The Buddhist philosopher Nāgārjuna (150-250 CE) is most closely associated with the second Buddhist middle way, which found a path between the extremes of form and emptiness and the extremes of self and no-self. His philosophy, Madhyamaka, uses what’s known as the “two truths doctrine” to resolve those questions. I’m neither able nor willing to explain the doctrine in detail, but from this lay practitioner’s perspective:

We function from day to day in relative reality. We couldn’t get through the day if we didn’t see ourselves and others as having form, but in ultimate reality, neither we nor what we perceive has form. Logically, form exists only from a perspective of emptiness, and emptiness exists only from a perspective of form.

In much simpler terms, there’s no this without that, no here without there, no front without a back, no happiness without sadness, no form without emptiness, no self without non-self. To reach enlightenment is to understand that fully (from an experiential and not merely conceptual base).

If this is new to you, now would be a good time to take a few breaths and not sweat the details. Just go with the flow.

I wanted to explain the second middle way before suggesting a third. Don’t get me wrong. Let me say this in bold italics:

I'm no Nāgārjuna.

I depend on commentaries on his works to understand what he wrote.

I’m just a kid from a row house in Philadelphia with no credentials other than a long life with lots of trauma, 40 years of study and practice in teachings from every wave of Buddhism, and skill at taking what’s complex and explaining it in a simple, informal way, without screwing it up too much.
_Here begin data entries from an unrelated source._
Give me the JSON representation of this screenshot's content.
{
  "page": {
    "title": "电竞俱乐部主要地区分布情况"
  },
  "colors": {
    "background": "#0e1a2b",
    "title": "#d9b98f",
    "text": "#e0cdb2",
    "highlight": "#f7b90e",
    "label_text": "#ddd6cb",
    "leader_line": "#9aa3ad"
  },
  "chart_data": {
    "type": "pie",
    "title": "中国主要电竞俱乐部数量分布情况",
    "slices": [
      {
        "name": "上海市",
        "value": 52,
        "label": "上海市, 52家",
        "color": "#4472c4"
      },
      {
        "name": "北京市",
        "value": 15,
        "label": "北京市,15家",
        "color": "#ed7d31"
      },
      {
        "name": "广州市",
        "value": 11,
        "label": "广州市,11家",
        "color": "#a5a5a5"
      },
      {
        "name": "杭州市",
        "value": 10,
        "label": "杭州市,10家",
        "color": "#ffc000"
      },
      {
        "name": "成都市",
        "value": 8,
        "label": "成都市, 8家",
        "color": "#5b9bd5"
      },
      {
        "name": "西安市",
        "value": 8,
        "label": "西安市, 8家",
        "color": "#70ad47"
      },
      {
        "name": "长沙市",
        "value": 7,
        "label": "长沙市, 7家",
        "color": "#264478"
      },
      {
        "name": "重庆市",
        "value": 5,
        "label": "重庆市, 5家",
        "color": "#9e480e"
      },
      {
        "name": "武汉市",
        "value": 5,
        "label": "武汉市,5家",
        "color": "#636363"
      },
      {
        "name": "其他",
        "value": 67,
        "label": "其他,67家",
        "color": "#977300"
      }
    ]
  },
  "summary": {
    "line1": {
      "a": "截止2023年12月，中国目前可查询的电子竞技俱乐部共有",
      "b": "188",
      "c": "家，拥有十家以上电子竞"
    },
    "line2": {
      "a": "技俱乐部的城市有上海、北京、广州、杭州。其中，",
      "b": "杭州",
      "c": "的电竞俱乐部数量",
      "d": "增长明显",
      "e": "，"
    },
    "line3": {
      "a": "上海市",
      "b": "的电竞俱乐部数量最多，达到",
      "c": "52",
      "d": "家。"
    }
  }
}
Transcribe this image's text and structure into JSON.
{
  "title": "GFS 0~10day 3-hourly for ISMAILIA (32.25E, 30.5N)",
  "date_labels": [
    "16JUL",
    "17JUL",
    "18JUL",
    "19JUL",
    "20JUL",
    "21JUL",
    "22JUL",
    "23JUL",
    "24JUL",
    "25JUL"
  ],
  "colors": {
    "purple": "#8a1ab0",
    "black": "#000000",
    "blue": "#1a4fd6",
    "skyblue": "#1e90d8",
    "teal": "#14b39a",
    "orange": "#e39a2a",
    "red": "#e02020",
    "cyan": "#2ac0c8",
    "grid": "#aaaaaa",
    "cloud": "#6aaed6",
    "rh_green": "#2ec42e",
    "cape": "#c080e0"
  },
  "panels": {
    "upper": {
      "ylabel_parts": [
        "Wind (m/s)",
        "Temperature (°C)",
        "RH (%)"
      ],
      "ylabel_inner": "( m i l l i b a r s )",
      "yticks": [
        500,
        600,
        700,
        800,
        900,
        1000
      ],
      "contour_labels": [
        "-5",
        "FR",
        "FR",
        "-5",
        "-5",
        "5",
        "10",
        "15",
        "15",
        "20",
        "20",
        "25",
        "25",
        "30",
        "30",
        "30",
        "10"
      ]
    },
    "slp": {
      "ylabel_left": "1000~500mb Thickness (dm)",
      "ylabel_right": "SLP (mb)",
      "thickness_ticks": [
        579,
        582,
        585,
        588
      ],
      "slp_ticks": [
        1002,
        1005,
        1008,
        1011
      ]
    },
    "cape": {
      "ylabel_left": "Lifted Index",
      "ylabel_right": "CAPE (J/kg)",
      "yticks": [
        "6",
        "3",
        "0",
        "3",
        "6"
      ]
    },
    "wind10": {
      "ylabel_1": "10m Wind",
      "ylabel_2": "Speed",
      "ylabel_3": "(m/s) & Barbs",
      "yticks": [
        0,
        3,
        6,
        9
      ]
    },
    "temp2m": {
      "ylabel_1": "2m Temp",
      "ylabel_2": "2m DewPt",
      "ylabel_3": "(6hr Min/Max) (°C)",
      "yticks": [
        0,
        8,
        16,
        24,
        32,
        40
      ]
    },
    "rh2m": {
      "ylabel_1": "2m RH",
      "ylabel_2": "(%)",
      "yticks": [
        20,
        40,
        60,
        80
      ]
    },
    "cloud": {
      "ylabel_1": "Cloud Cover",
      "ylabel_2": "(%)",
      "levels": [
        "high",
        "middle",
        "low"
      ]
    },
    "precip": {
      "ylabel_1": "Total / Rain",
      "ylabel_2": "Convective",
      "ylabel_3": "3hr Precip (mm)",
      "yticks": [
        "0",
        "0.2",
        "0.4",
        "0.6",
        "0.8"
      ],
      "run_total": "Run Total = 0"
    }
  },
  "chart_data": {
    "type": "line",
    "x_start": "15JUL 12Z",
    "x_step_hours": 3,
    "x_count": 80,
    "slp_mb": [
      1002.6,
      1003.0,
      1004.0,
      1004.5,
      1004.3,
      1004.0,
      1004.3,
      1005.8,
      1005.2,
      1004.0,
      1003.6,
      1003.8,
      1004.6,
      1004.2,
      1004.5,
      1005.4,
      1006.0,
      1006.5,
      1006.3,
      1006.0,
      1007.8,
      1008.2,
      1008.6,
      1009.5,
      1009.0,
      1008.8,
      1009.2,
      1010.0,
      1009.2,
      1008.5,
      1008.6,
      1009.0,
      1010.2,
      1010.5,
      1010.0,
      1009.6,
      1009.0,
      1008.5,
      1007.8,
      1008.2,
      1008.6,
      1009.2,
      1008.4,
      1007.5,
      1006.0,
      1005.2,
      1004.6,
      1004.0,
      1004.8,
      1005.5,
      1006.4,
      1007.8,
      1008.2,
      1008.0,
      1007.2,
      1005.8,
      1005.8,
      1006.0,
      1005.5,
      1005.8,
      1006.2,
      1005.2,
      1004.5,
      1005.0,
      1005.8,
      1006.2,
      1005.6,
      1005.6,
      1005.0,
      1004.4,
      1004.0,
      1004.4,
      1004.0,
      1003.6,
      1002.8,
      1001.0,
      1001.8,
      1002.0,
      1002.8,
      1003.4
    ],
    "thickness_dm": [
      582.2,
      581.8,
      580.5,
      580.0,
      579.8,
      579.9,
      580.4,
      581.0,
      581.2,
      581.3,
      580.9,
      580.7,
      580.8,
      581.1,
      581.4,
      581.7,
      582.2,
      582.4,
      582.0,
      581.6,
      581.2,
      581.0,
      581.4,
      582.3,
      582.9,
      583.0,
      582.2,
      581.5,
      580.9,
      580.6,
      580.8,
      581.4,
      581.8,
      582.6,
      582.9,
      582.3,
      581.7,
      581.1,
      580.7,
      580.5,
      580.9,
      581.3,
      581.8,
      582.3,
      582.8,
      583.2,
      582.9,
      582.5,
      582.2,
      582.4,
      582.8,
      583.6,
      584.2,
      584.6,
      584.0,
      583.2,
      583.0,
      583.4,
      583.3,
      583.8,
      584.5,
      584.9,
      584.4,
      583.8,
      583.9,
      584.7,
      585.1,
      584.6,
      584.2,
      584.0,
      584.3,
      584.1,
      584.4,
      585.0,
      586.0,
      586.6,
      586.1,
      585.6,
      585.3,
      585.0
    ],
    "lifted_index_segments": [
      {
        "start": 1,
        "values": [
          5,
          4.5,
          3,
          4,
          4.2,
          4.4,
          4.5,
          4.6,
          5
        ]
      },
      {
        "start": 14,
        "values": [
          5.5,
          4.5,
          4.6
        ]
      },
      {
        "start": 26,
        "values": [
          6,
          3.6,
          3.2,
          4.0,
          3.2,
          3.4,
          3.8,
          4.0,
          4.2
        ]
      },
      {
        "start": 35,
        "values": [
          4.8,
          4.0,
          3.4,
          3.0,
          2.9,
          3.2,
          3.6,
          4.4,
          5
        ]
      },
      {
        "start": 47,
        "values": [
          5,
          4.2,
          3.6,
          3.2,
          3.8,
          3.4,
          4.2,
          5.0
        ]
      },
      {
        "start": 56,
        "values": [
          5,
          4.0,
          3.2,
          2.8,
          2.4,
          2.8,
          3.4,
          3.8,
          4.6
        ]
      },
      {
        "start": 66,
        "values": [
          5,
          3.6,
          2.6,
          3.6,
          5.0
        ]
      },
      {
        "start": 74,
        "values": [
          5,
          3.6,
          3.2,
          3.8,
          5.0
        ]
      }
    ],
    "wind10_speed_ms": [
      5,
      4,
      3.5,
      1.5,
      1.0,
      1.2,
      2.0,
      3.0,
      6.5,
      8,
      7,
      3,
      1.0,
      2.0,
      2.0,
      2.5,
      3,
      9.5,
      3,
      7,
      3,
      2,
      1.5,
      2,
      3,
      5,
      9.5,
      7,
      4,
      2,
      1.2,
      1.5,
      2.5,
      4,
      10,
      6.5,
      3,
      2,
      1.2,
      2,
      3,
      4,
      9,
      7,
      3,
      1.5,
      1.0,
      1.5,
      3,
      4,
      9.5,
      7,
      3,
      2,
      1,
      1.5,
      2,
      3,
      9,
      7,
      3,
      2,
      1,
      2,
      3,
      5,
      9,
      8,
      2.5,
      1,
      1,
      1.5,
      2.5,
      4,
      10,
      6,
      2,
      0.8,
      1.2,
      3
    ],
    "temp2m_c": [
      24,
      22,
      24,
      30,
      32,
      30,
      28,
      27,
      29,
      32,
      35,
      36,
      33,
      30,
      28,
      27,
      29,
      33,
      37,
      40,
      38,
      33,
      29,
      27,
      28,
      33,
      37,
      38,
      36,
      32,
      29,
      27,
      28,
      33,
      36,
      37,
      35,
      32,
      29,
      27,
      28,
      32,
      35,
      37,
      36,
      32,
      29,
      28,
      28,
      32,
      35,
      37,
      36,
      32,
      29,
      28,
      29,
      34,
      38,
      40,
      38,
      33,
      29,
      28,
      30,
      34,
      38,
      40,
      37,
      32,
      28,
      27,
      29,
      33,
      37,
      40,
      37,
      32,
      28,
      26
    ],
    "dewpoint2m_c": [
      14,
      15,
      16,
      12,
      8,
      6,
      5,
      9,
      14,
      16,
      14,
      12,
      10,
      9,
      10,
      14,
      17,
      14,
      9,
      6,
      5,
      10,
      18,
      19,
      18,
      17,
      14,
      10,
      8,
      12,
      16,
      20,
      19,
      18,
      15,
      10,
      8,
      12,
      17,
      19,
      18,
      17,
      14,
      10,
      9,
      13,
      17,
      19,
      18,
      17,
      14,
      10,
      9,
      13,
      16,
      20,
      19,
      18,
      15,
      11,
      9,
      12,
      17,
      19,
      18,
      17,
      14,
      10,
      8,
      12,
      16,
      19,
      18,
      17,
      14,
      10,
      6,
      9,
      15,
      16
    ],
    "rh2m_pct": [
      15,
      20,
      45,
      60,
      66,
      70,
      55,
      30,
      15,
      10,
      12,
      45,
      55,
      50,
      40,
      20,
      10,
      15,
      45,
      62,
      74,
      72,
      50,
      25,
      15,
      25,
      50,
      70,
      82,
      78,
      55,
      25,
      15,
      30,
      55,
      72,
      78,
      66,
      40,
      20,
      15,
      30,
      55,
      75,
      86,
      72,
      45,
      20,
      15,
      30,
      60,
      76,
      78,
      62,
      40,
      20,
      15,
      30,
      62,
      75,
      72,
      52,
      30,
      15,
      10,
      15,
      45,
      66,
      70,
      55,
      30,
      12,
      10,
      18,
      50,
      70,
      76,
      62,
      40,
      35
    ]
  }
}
New York Times columnist Ross Douthat, in his February 1, 2025, article Looking for Faith? Here’s a Guide to Choosing a Religion, wrote:

Fortunately for the would-be seeker, this challenge is overstated. The ultimate goal of the sincere religious quest is a relationship or an experience of grace that can’t be obtained through reasoning alone. But for the open-minded person who hasn’t received divine direction, a religious quest can still be a rational undertaking—not a leap into pure mystery but a serious endeavor with a real hope of making progress toward the truth.

With that context, I’ll modestly offer my suggestions for a middle way along the 21st Century path through the beautiful and fragrant forest of Buddhism. I encourage you to find your own in your chosen faith, but here’s my attempt to leave some breadcrumbs to help guide you.

You might think of the route as a middle way between faith in everything and faith in nothing—or both.